Likely this is the result of several things. Our conversation and communications on climate began with scientists, and we know that most scientists are lousy (full of bugs) communicators. Another reason is that the progressive brain tends to thrive on facts. We subscribe to the myth that facts matter, so the more accurate we are, the better we believe our arguments. Again, this creates lousy communication. A third reason is that we are bad at recognizing frames in the language used against the environmental movement. We even adopt this poison language. For example, ‘climate change’ instead of ‘global warming.’ Lastly, we are in a hurry and reactive. This doesn’t allow us much time to craft the images we need to put our values forward. We tend to focus on the issues.

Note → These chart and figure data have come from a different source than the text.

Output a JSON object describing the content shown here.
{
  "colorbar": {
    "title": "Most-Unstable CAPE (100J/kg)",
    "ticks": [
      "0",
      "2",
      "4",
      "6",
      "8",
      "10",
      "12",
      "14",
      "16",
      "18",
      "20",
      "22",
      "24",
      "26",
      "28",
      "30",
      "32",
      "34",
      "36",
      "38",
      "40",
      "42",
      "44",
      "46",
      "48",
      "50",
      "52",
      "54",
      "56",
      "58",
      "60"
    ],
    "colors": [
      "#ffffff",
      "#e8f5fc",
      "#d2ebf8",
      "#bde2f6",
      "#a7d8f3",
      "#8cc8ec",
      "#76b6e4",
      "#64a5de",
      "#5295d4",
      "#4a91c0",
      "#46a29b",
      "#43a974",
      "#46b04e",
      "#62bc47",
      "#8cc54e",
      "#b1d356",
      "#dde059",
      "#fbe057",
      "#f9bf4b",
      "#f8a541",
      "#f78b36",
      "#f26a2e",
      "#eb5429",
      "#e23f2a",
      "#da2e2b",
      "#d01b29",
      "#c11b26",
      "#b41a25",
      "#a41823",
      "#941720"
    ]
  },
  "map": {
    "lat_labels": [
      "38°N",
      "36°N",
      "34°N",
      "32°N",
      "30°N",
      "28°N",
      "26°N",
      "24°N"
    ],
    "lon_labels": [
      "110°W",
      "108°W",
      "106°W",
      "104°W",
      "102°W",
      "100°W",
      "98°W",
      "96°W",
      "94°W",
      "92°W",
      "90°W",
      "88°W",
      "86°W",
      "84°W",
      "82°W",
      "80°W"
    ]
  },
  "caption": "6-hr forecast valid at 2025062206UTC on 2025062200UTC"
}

If you think this is an exaggeration, let me give you a few examples. In my back yard, near the Boundary Waters Canoe Area, a mining company is proposing a copper nickel sulfide mine. The wilderness here is some of the most pristine in North America. The proposed mine is just a few miles from the area. It will destroy 8,000 acres of forest and require toxic sulfuric acid tailings to be held in containment ponds for over 500 years. Perhaps longer. The risk to the watershed is extreme, and there is no way to clean up a spill. A single spill just destroys life.

So let’s begin with the name “Boundary Waters.” A boundary just separates one area from another. Its an arbitrary line. There is no value conveyed by the name itself. I’m not suggesting changing its official name, and will exaggerate slightly for illustration, but what would happen if we started calling it “The Sacred Cradle of Life’s Waters”? ‘Sacred’ denotes reverence. Something that can not be bought. Something that is eternal. A ‘cradle’ safely holds a child. Children are the potential of all humanity. The term ‘life’ sets a different boundary. It means that if you pollute this area you will threaten life, not just an area where some people canoe. The word ‘waters’ also signifies an element of life. Water is sacred.  Another way to say this is simply, “The Boundary Waters are our cradle of life. They are sacred and purify our souls. And our souls can not be sold for any amount of money or jobs.” Create the image.

We temporary hold nuclear waste that lasts for thousand years in holding ponds waiting for a permanent storage solution. So why don’t we refer to the copper sulfide tailings ponds as nuclear waste ponds? Or ‘death’ ponds? Where are the radioactive signs and the toxic poison signs? Create the image.

“Over dramatic,” you say? Kills credibility? Really? Then why does the local US representative argue that the mine is OK because the area has the cleanest water in the state of Minnesota and they’ve been mining there for 130 years. In this slight of hand, he’s just equated clean water with mining. A point that will slip by most people. What he doesn’t mention is that iron ore mining isn’t toxic (nuclear) by itself. It doesn’t form sulfuric acid. He creates the image that mining is good for the environment.

Just below the surface of any issue are the values that allow us to quickly absorb messages about that issue. The values of the mining, fossil fuel and utility industries are “man over nature for economic progress.” A man must provide for his family. Corporations provide jobs. Mining provides jobs. If you are not for man over nature, then you are not for jobs, or money, and won’t be able to provide for your family. A similar rational was used to justify slavery.

On the other hand, if our values are concern for our fellow humans and other creatures on earth, then it makes sense to preserve our air, land and water because we share these things as a necessity for life. We need clean air to breath, pure water to drink, and land to provide food for our children to grow strong and healthy.

We can change the dialogue by focusing on those values in terms of the language we use. We need to help people see the ‘garden’ that has been created for us on ‘earth’. We need more language that connects us to nature. More ‘cathedrals of pines.’ More ‘hearts like that flow like rivers.’ Because we are “of” this earth, not above this earth. The earth is our ‘home.’ We ‘care’ for the earth, like we ‘care for each other’. Listen to the words. Create the image.*

We Are All Connected!


L. Hobart Stocking
Facebook: @SkyWaterEarthConnected
Twitter: @SkyWaterEarth

* While this post is about the words we use, images (see feature otter image) are more powerful than words. The question in the case of words or images is… how does it make you feel? Answer this, and your message will be successful.